An October 1981 memorandum from Lawrence Lippe of the U.S. Justice Department’s Criminal Division stated that “the manner in which the department handles these cases is likely to have a great impact on the continued viability of the registration scheme. If we handle the cases well, then registration is likely to increase. If we handle them poorly, then registration is liable to decrease.” (quoted in the Guardian, 12/1/82)
Wayte’s case was handled very poorly in the eyes of Justice Department officials; it even led one chagrined government lawyer, deprived of his pound of flesh, to remark, “It makes me wonder about our legal system sometimes.” (Detroit Free Press, 11/19/82)
Another resister, Paul Jacob, who was indicted in Little Rock, Arkansas on September 23, 1982, has refused to involve himself at all in any such legal battle with the government. Instead, after receiving a threatening letter from the SSS sometime in 1981, he went underground, prompting the FBI to initiate a nation-wide search for him.

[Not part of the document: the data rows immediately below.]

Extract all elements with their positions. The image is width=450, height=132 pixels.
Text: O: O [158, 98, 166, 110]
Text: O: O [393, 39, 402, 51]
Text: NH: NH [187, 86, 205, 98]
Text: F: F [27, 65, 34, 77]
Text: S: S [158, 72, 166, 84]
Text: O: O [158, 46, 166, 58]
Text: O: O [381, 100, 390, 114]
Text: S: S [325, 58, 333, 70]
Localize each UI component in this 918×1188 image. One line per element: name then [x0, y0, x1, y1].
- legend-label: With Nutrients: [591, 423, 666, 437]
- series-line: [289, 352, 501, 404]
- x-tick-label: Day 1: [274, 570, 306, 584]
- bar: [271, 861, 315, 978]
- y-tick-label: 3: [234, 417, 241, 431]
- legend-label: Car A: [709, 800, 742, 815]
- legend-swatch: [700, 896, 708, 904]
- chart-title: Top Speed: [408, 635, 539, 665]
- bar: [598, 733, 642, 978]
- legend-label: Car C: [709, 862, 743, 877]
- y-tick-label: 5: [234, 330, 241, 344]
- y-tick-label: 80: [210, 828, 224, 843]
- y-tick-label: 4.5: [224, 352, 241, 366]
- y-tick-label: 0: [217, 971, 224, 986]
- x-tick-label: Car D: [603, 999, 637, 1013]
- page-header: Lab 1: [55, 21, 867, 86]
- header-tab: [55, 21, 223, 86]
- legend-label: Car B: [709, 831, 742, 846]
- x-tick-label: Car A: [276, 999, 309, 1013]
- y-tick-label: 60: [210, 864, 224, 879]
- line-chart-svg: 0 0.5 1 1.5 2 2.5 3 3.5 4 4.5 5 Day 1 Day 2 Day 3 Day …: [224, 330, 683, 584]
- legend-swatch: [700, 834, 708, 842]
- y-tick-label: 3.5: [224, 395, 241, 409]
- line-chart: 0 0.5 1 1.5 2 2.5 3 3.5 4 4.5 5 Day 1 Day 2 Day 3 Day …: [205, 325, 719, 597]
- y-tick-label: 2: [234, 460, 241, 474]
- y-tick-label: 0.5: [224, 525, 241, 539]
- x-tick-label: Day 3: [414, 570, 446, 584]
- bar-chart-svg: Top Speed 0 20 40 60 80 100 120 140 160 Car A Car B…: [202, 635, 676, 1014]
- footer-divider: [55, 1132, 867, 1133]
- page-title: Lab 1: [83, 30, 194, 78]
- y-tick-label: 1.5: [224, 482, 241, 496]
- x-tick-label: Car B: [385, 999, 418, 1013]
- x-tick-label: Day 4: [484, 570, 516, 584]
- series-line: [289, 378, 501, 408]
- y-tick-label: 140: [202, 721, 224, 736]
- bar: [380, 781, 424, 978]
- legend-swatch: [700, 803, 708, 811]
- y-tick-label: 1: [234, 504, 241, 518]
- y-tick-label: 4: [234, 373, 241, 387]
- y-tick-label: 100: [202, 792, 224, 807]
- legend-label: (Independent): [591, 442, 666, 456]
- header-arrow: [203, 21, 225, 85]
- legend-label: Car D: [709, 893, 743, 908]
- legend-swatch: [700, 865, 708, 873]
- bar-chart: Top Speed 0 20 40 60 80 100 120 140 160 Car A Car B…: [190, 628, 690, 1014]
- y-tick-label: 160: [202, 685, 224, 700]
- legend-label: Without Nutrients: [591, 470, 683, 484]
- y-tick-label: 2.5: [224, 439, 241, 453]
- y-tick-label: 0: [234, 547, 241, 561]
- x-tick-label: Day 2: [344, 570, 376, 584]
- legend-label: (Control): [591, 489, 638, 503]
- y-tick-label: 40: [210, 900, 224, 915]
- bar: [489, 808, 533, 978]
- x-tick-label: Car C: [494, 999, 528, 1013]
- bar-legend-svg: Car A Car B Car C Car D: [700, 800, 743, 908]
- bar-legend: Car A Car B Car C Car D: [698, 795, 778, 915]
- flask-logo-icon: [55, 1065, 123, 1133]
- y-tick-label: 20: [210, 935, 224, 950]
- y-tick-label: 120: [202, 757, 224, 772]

Jacob, a member of the Libertarian Party and a publicly defiant opponent of the draft, explains his reasons for resisting: “I didn’t register for the draft because I didn’t want to be drafted. The draft is mandatory service to the government, which is complete government control of the individual. Irregardless of whether that’s for war; or building bridges; or chopping trees—the government has no right to force young people into slave labor. The real reason I won’t register is that the draft is state ownership of my life. No free man will register for slavery.” (quoted in Contact, Fall 1981, produced by the Libertarian Student Network, 339 8th St. NE, Washington, DC 20002—see sidebar for Paul Jacob’s statement.)
While the SSS suffers setbacks in its attempts to enforce registration, the military is gloating over the unprecedented success of its ROTC programs. According to columnist Colman McCarthy (Detroit Free Press, 12/3/82), enrollment for Army, Navy and Air Force ROTC programs is up 25 percent from 1977.
There are presently 1,315 schools with such programs (only 679 in 1973), and enrollment stands at 72,000, which is more than double the 1973 enrollment of 33,000. The country is turning unabashedly militaristic by transforming its high schools and universities into centers of recruitment.
The ROTC scholarship programs blatantly take advantage of a generation of young men and women who have no memory of Vietnam and who find themselves in economic need, luring them into the war machine with promises of a “profession,” a “skill” and “financial security.”
McCarthy mentions the efforts of a couple of professors, one at Georgetown and another at Berkeley, to oppose the military’s invasion of the university by establishing Peace Studies programs. These and other opponents of the ROTC are actually forced to justify their positions to supporters of the military programs who see them as just another academic option for students and a good one at that.
In spite of the admirable attempts by pacifist professors to counter the enormous wave of militarism on their campuses, it is clear that universities have ceased to be the centers for the opposition of war that they once were in the past and have become neatly integrated into the larger complex of domination and control.
The need for the regeneration of a generalized spirit of resistance to the intervention of the state in our lives increases daily. The decision of young men like Ben Sasway, the first convicted draft resister, and Paul Jacob to oppose the Administration’s war preparation symbolizes a profound opposition, not only to militarism, but to all state authority and bureaucratic control, an opposition which goes beyond professors’ efforts to institutionalize peace as an academic concern and beyond the specialized focus of various reform efforts.